We evaluated some of the serious adverse events that the patients encountered during their therapy with ciprofloxacin. These included QTc prolongation, tendinopathy/tendinitis, and dysglycemia. Dysglycemia occurred at 1.99%; 1.32% of patients had hypoglycemia and 0.66% had hyperglycemic events. Previous studies demonstrated the occurrence of dysglycemia among ciprofloxacin.^{25 -27} El Ghandour and Azar ²⁵ demonstrated that ciprofloxacin has the ability to cause hypoglycemia. Mohr et al ²⁶ showed that both hypoglycemia and hyperglycemia take place with ciprofloxacin therapy, with higher rates of hypoglycemia and more frequently in diabetic patients. The mechanism by which ciprofloxacin causes hypoglycemia can be explained through a stimulation in insulin release and inhibition of pancreatic h-cell adenosine triphosphate (ATP)-sensitive K+ channel.^28,29 However, the mechanism by which ciprofloxacin causes hyperglycemia is not fully clear.

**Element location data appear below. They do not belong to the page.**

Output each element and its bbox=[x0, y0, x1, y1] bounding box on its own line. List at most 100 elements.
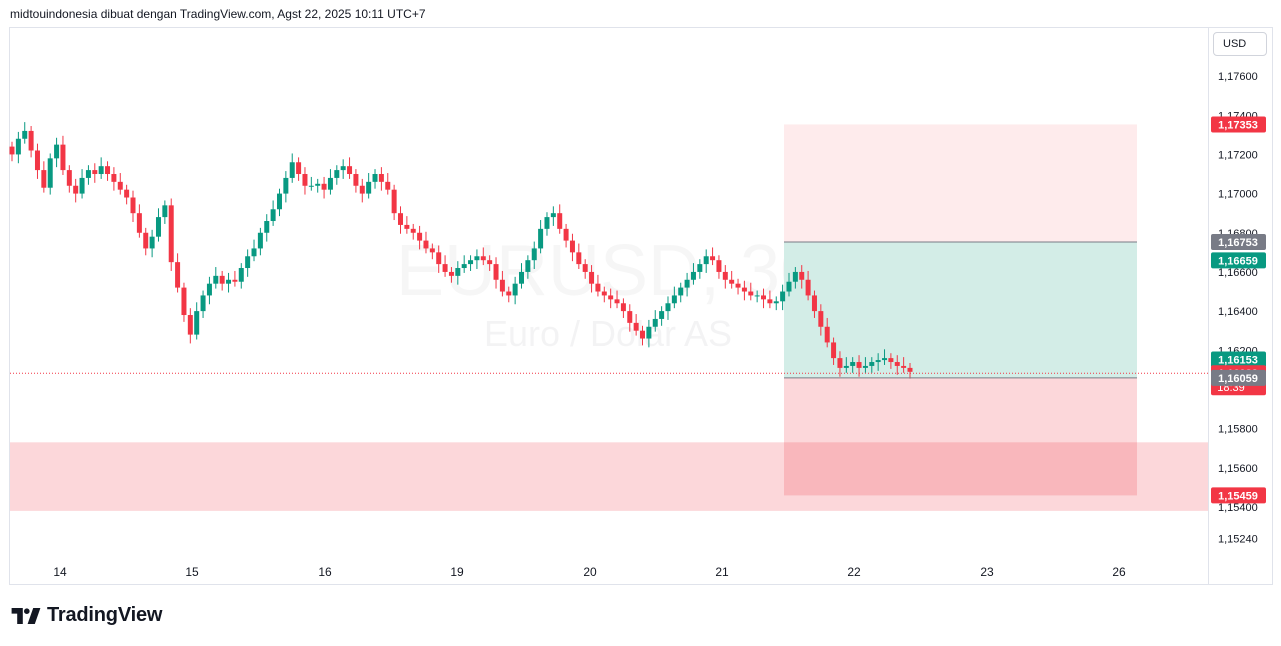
candle-body bbox=[66, 170, 72, 186]
candle-body bbox=[264, 221, 270, 233]
candle-body bbox=[226, 279, 232, 284]
candle-body bbox=[296, 162, 302, 175]
candle-body bbox=[130, 197, 136, 214]
candle-body bbox=[347, 166, 353, 175]
candle-body bbox=[315, 183, 321, 186]
x-tick-label: 20 bbox=[583, 565, 597, 579]
x-tick-label: 15 bbox=[185, 565, 199, 579]
candle-body bbox=[461, 264, 467, 269]
candle-body bbox=[869, 362, 875, 366]
candle-body bbox=[15, 138, 21, 155]
candle-body bbox=[837, 358, 843, 368]
candle-body bbox=[761, 295, 767, 300]
candle-body bbox=[512, 283, 518, 296]
candle-body bbox=[270, 209, 276, 222]
candle-body bbox=[767, 299, 773, 304]
candle-body bbox=[187, 315, 193, 335]
x-tick-label: 19 bbox=[450, 565, 464, 579]
zone-demand-zone bbox=[10, 442, 1208, 511]
candle-body bbox=[340, 166, 346, 171]
candle-body bbox=[149, 236, 155, 249]
candle-body bbox=[640, 330, 646, 339]
candle-body bbox=[831, 342, 837, 359]
y-tick-label: 1,15240 bbox=[1218, 533, 1258, 545]
candle-body bbox=[519, 271, 525, 284]
candle-body bbox=[321, 183, 327, 190]
candle-body bbox=[136, 213, 142, 233]
price-label-text: 1,15459 bbox=[1218, 490, 1258, 502]
candle-body bbox=[684, 279, 690, 288]
tradingview-logo[interactable]: TradingView bbox=[11, 604, 162, 627]
candle-body bbox=[28, 130, 34, 151]
candle-body bbox=[302, 174, 308, 186]
candle-body bbox=[162, 205, 168, 218]
y-tick-label: 1,17200 bbox=[1218, 149, 1258, 161]
candle-body bbox=[474, 256, 480, 261]
y-tick-label: 1,16600 bbox=[1218, 267, 1258, 279]
chart-frame bbox=[9, 27, 1273, 585]
y-tick-label: 1,17000 bbox=[1218, 189, 1258, 201]
candle-body bbox=[448, 271, 454, 276]
candle-body bbox=[550, 213, 556, 218]
candle-body bbox=[232, 279, 238, 282]
candle-body bbox=[283, 177, 289, 194]
candle-body bbox=[710, 256, 716, 261]
candle-body bbox=[257, 232, 263, 249]
candle-body bbox=[442, 264, 448, 272]
overlay-layer bbox=[10, 241, 1208, 379]
candle-body bbox=[60, 144, 66, 171]
zone-stop-extension bbox=[784, 124, 1137, 242]
y-tick-label: 1,16400 bbox=[1218, 306, 1258, 318]
candles-layer bbox=[9, 122, 913, 379]
candle-body bbox=[894, 362, 900, 366]
candle-body bbox=[493, 264, 499, 280]
candle-body bbox=[41, 170, 47, 188]
candle-body bbox=[557, 213, 563, 229]
candle-body bbox=[722, 271, 728, 280]
currency-button[interactable]: USD bbox=[1213, 32, 1267, 56]
candle-body bbox=[671, 295, 677, 304]
y-tick-label: 1,17600 bbox=[1218, 71, 1258, 83]
candle-body bbox=[741, 287, 747, 292]
candle-body bbox=[353, 174, 359, 186]
candle-body bbox=[111, 174, 117, 182]
candle-body bbox=[98, 166, 104, 175]
price-label bbox=[1211, 233, 1266, 250]
price-label bbox=[1211, 252, 1266, 269]
price-label bbox=[1211, 351, 1266, 368]
candle-body bbox=[601, 291, 607, 296]
price-label-text: 1,17353 bbox=[1218, 119, 1258, 131]
candle-body bbox=[308, 185, 314, 187]
candle-body bbox=[366, 181, 372, 194]
x-tick-label: 23 bbox=[980, 565, 994, 579]
candle-body bbox=[748, 291, 754, 296]
candle-body bbox=[245, 256, 251, 269]
candle-body bbox=[882, 358, 888, 361]
zone-target bbox=[784, 241, 1137, 378]
candle-body bbox=[589, 271, 595, 284]
candle-body bbox=[633, 322, 639, 331]
candle-body bbox=[276, 193, 282, 210]
candle-body bbox=[429, 248, 435, 253]
y-tick-label: 1,15600 bbox=[1218, 463, 1258, 475]
candle-body bbox=[436, 252, 442, 265]
candle-body bbox=[563, 228, 569, 241]
candle-body bbox=[327, 177, 333, 190]
tradingview-logo-icon bbox=[11, 607, 41, 624]
candle-body bbox=[175, 262, 181, 288]
x-tick-label: 21 bbox=[715, 565, 729, 579]
candle-body bbox=[213, 275, 219, 284]
x-tick-label: 22 bbox=[847, 565, 861, 579]
candle-body bbox=[627, 311, 633, 323]
candle-body bbox=[659, 311, 665, 319]
candle-body bbox=[620, 303, 626, 312]
candle-body bbox=[850, 362, 856, 366]
candle-body bbox=[117, 181, 123, 190]
candle-body bbox=[79, 177, 85, 194]
candle-body bbox=[786, 281, 792, 292]
candle-body bbox=[608, 295, 614, 300]
candle-body bbox=[168, 205, 174, 263]
candle-body bbox=[729, 279, 735, 284]
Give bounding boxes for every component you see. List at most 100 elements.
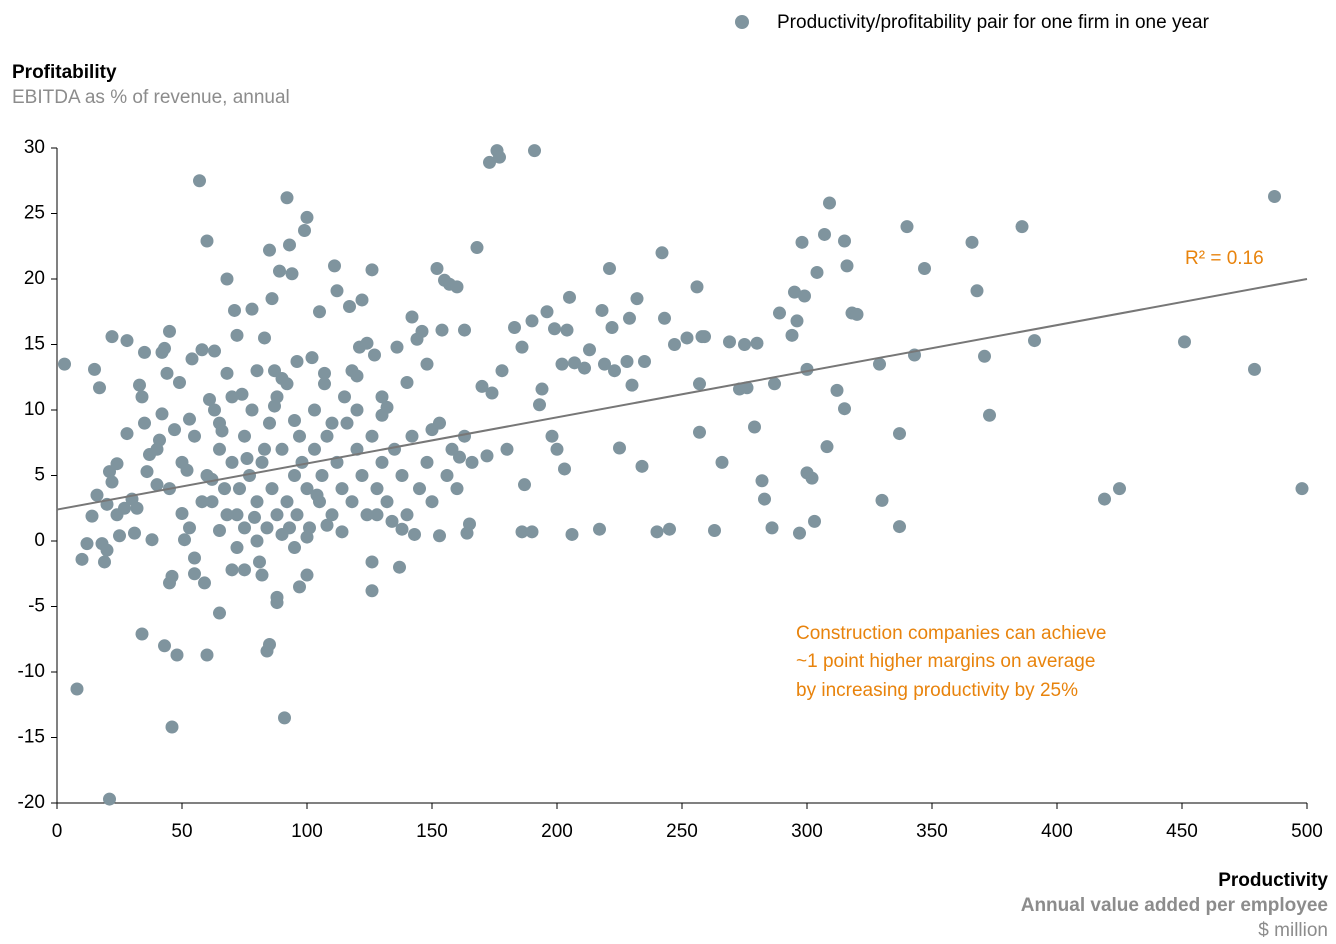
x-tick-label: 400 bbox=[1041, 821, 1073, 842]
point bbox=[793, 526, 806, 540]
point bbox=[270, 508, 284, 522]
point bbox=[598, 357, 611, 371]
x-tick-label: 150 bbox=[416, 821, 448, 842]
point bbox=[220, 508, 234, 522]
point bbox=[170, 648, 184, 662]
point bbox=[203, 393, 216, 407]
r2-label: R² = 0.16 bbox=[1185, 248, 1264, 269]
point bbox=[515, 340, 529, 354]
point bbox=[240, 451, 254, 465]
y-tick-label: 15 bbox=[24, 334, 45, 355]
point bbox=[818, 227, 831, 241]
point bbox=[433, 529, 446, 543]
point bbox=[255, 455, 269, 469]
y-tick-label: 5 bbox=[34, 465, 45, 486]
point bbox=[265, 482, 279, 496]
point bbox=[638, 355, 651, 369]
point bbox=[145, 533, 159, 547]
point bbox=[613, 441, 626, 455]
point bbox=[583, 343, 596, 357]
point bbox=[483, 155, 496, 169]
point bbox=[690, 280, 704, 294]
point bbox=[120, 427, 134, 441]
point bbox=[450, 280, 464, 294]
point bbox=[393, 560, 406, 574]
x-tick-label: 500 bbox=[1291, 821, 1323, 842]
point bbox=[163, 324, 176, 338]
point bbox=[738, 338, 751, 351]
y-tick-label: 10 bbox=[24, 399, 45, 420]
point bbox=[280, 191, 294, 205]
point bbox=[1295, 482, 1309, 496]
point bbox=[250, 534, 264, 548]
point bbox=[1015, 220, 1029, 234]
point bbox=[350, 369, 364, 383]
point bbox=[355, 293, 369, 307]
point bbox=[193, 174, 206, 188]
point bbox=[658, 311, 671, 325]
y-tick-label: 25 bbox=[24, 203, 45, 224]
point bbox=[295, 455, 309, 469]
point bbox=[493, 150, 506, 164]
point bbox=[205, 495, 219, 509]
point bbox=[625, 378, 639, 392]
point bbox=[558, 462, 571, 476]
point bbox=[350, 442, 364, 456]
point bbox=[758, 492, 771, 506]
point bbox=[368, 348, 381, 362]
point bbox=[140, 465, 154, 479]
point bbox=[508, 320, 521, 334]
point bbox=[213, 524, 226, 538]
point bbox=[350, 403, 364, 417]
point bbox=[415, 324, 429, 338]
point bbox=[225, 563, 239, 577]
legend-marker bbox=[735, 15, 749, 29]
point bbox=[560, 323, 574, 337]
point bbox=[88, 362, 101, 376]
point bbox=[138, 416, 151, 430]
point bbox=[540, 305, 554, 319]
point bbox=[225, 455, 239, 469]
annotation: by increasing productivity by 25% bbox=[796, 680, 1078, 701]
point bbox=[823, 196, 836, 210]
point bbox=[58, 357, 71, 371]
point bbox=[338, 390, 351, 404]
point bbox=[708, 524, 721, 538]
point bbox=[85, 509, 99, 523]
point bbox=[663, 522, 676, 536]
point bbox=[850, 307, 864, 321]
point bbox=[548, 322, 561, 336]
point bbox=[168, 423, 181, 437]
point bbox=[785, 328, 799, 342]
point bbox=[230, 328, 244, 342]
point bbox=[535, 382, 549, 396]
point bbox=[565, 527, 579, 541]
point bbox=[255, 568, 269, 582]
point bbox=[533, 398, 546, 412]
x-tick-label: 50 bbox=[171, 821, 192, 842]
point bbox=[970, 284, 984, 298]
point bbox=[603, 262, 616, 276]
point bbox=[243, 469, 256, 482]
point bbox=[330, 284, 344, 298]
point bbox=[208, 344, 221, 358]
point bbox=[213, 416, 226, 430]
point bbox=[250, 495, 264, 509]
point bbox=[135, 390, 149, 404]
point bbox=[680, 331, 694, 345]
point bbox=[568, 356, 581, 370]
point bbox=[103, 792, 116, 806]
point bbox=[668, 338, 681, 351]
point bbox=[693, 377, 706, 391]
point bbox=[253, 555, 266, 569]
point bbox=[773, 306, 786, 320]
point bbox=[183, 521, 196, 535]
annotation: ~1 point higher margins on average bbox=[796, 651, 1095, 672]
point bbox=[195, 495, 209, 509]
point bbox=[755, 474, 769, 488]
y-tick-label: -15 bbox=[18, 727, 45, 748]
point bbox=[118, 501, 131, 515]
point bbox=[278, 711, 291, 725]
point bbox=[978, 349, 991, 363]
point bbox=[75, 552, 89, 566]
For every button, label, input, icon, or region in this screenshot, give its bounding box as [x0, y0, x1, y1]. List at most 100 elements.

Furthermore, QTc prolongation is a serious adverse event that might precipitate torsade de pointes. Studies show that it is unlikely for ciprofloxacin to cause QTc prolongation unless the patient has risk factors that might precipitate torsade de pointes.^10,30,31 In our study, 2.65% of patients had prolonged QTc interval but no torsade de pointes or other types of arrhythmias have developed. Tendinopathy/tendinitis is a serious yet rare side effect of ciprofloxacin therapy. We evaluated the incidence of tendinopathy in our study and we found out that 3.97% of patients had tendinopathy/tendinitis. Several case reports demonstrated the incidence of tendinopathy/tendinitis.^12,32 Risk of tendinopathy/tendinitis increase when ciprofloxacin is used in combination with oral corticosteroids as in patients with asthma or chronic obstructive pulmonary disease (COPD). The mechanism by which ciprofloxacin causes such an adverse event can be due to inhibiting tendon cell proliferation and causing cell cycle arrest at the G2/M phase, stimulating matrix-degrading protease activity from fibroblasts and exerting an inhibitory effect on fibroblast metabolism, and inhibiting tenocytes outgrowth from the explants, migration of tenocytes, through the suppression of FAK (focal adhesion kinase) phosphorylation.^{33 -35} Although these adverse events are rare, yet their adverse outcomes on patients necessitates the awareness of clinicians.

Conclusion

Drug utilization evaluation of ciprofloxacin is necessary to ensure safe and effective prescribing; hence, optimal patient outcomes. Our study proved that prescribing of ciprofloxacin was according to international treatment guidelines. Dosing regimen was appropriate according to age group and indications. Duration of use was appropriate for the disease condition, with few prescriptions containing longer duration that might lead to AMR. Ciprofloxacin use in combination with possible interacting drugs is an important issue that should be addressed. Serious adverse events due to ciprofloxacin therapy is a critical issue that clinicians should be aware of. More studies with a larger sample size and longer duration should be encouraged to better evaluate the results.